Ze what is deux deux? I checked urban dictionary and it seems to be an aspirin brand, but I get a feeling you are talking about something else?!
Any ways the moniker was chosen because the baby looks like sergeant Deux Deux from The Inspector carton 🙂
Moomoo made doodoo. Congrats.
oh miu… Americans do not push out air to finish our words the way the french do. They kinda fall out. D’ d’ becomes doo doo, a big poop joke. And if 40yr old men can’t resist. A room full of 5 yr olds might be *almost* as bad.

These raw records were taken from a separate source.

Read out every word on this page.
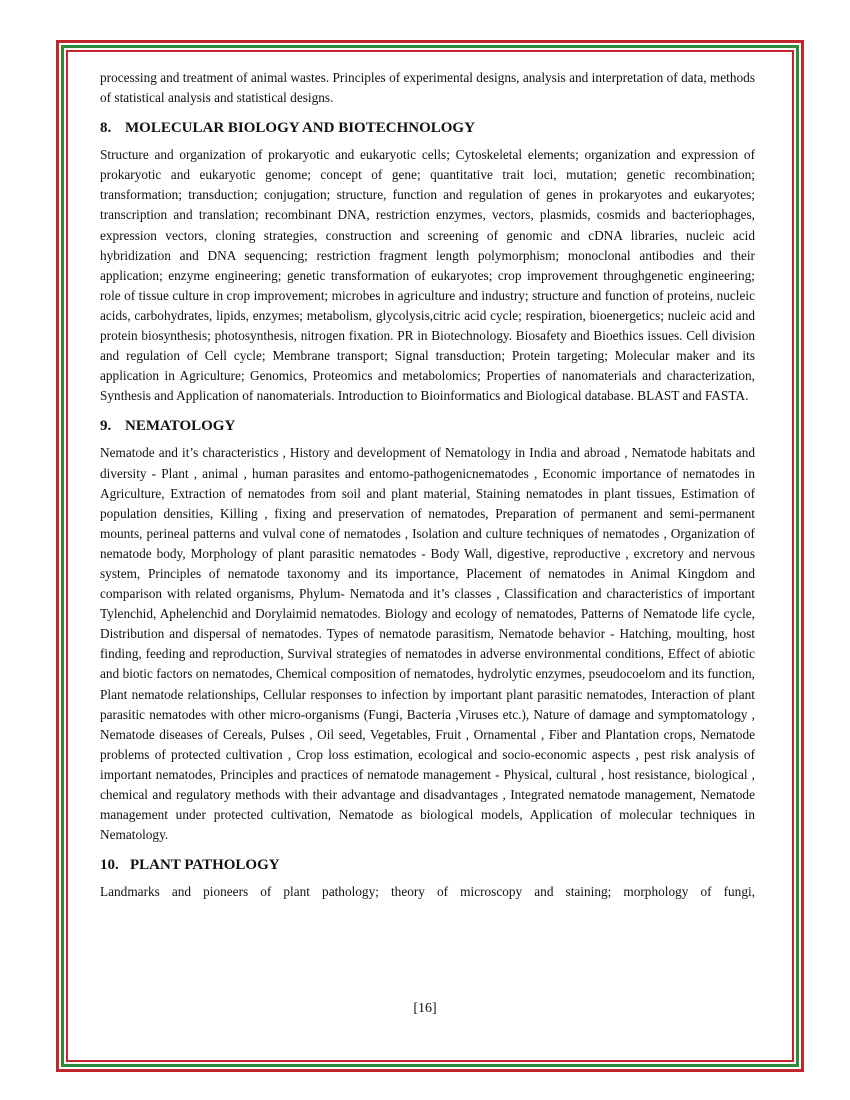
processing and treatment of animal wastes. Principles of experimental designs, analysis and interpretation of data, methods of statistical analysis and statistical designs.

8. MOLECULAR BIOLOGY AND BIOTECHNOLOGY

Structure and organization of prokaryotic and eukaryotic cells; Cytoskeletal elements; organization and expression of prokaryotic and eukaryotic genome; concept of gene; quantitative trait loci, mutation; genetic recombination; transformation; transduction; conjugation; structure, function and regulation of genes in prokaryotes and eukaryotes; transcription and translation; recombinant DNA, restriction enzymes, vectors, plasmids, cosmids and bacteriophages, expression vectors, cloning strategies, construction and screening of genomic and cDNA libraries, nucleic acid hybridization and DNA sequencing; restriction fragment length polymorphism; monoclonal antibodies and their application; enzyme engineering; genetic transformation of eukaryotes; crop improvement throughgenetic engineering; role of tissue culture in crop improvement; microbes in agriculture and industry; structure and function of proteins, nucleic acids, carbohydrates, lipids, enzymes; metabolism, glycolysis,citric acid cycle; respiration, bioenergetics; nucleic acid and protein biosynthesis; photosynthesis, nitrogen fixation. PR in Biotechnology. Biosafety and Bioethics issues. Cell division and regulation of Cell cycle; Membrane transport; Signal transduction; Protein targeting; Molecular maker and its application in Agriculture; Genomics, Proteomics and metabolomics; Properties of nanomaterials and characterization, Synthesis and Application of nanomaterials. Introduction to Bioinformatics and Biological database. BLAST and FASTA.

9. NEMATOLOGY

Nematode and it’s characteristics , History and development of Nematology in India and abroad , Nematode habitats and diversity - Plant , animal , human parasites and entomo-pathogenicnematodes , Economic importance of nematodes in Agriculture, Extraction of nematodes from soil and plant material, Staining nematodes in plant tissues, Estimation of population densities, Killing , fixing and preservation of nematodes, Preparation of permanent and semi-permanent mounts, perineal patterns and vulval cone of nematodes , Isolation and culture techniques of nematodes , Organization of nematode body, Morphology of plant parasitic nematodes - Body Wall, digestive, reproductive , excretory and nervous system, Principles of nematode taxonomy and its importance, Placement of nematodes in Animal Kingdom and comparison with related organisms, Phylum- Nematoda and it’s classes , Classification and characteristics of important Tylenchid, Aphelenchid and Dorylaimid nematodes. Biology and ecology of nematodes, Patterns of Nematode life cycle, Distribution and dispersal of nematodes. Types of nematode parasitism, Nematode behavior - Hatching, moulting, host finding, feeding and reproduction, Survival strategies of nematodes in adverse environmental conditions, Effect of abiotic and biotic factors on nematodes, Chemical composition of nematodes, hydrolytic enzymes, pseudocoelom and its function, Plant nematode relationships, Cellular responses to infection by important plant parasitic nematodes, Interaction of plant parasitic nematodes with other micro-organisms (Fungi, Bacteria ,Viruses etc.), Nature of damage and symptomatology , Nematode diseases of Cereals, Pulses , Oil seed, Vegetables, Fruit , Ornamental , Fiber and Plantation crops, Nematode problems of protected cultivation , Crop loss estimation, ecological and socio-economic aspects , pest risk analysis of important nematodes, Principles and practices of nematode management - Physical, cultural , host resistance, biological , chemical and regulatory methods with their advantage and disadvantages , Integrated nematode management, Nematode management under protected cultivation, Nematode as biological models, Application of molecular techniques in Nematology.

10. PLANT PATHOLOGY

Landmarks and pioneers of plant pathology; theory of microscopy and staining; morphology of fungi,

[16]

You may want to think a new one through, with the suggestion that saying trois 2 times in a row, is even worse.
btw, Deux Deux is also a short form for edward. did you know that?
Thanks G. At least doodoo is in the urban dictionary and it is pronounced differently…that being said deux deux does quite a bit of doodoo : )
“what is the triple entendre anon?”
And the third is the same reference, a second way–#2.
And, Deux Deux, in the Americanized Inspector cartoons, was Doodoo, too.
did you guys watch those cartoons? i loved the whole pink panther series.
btw, i am nursing. what are you all doing 6 am on sunday? shouldn’t you be sleeping?
“what are you all doing 6 am on sunday? shouldn’t you be sleeping?”
Early sunrise is killing me this year. No one else is up.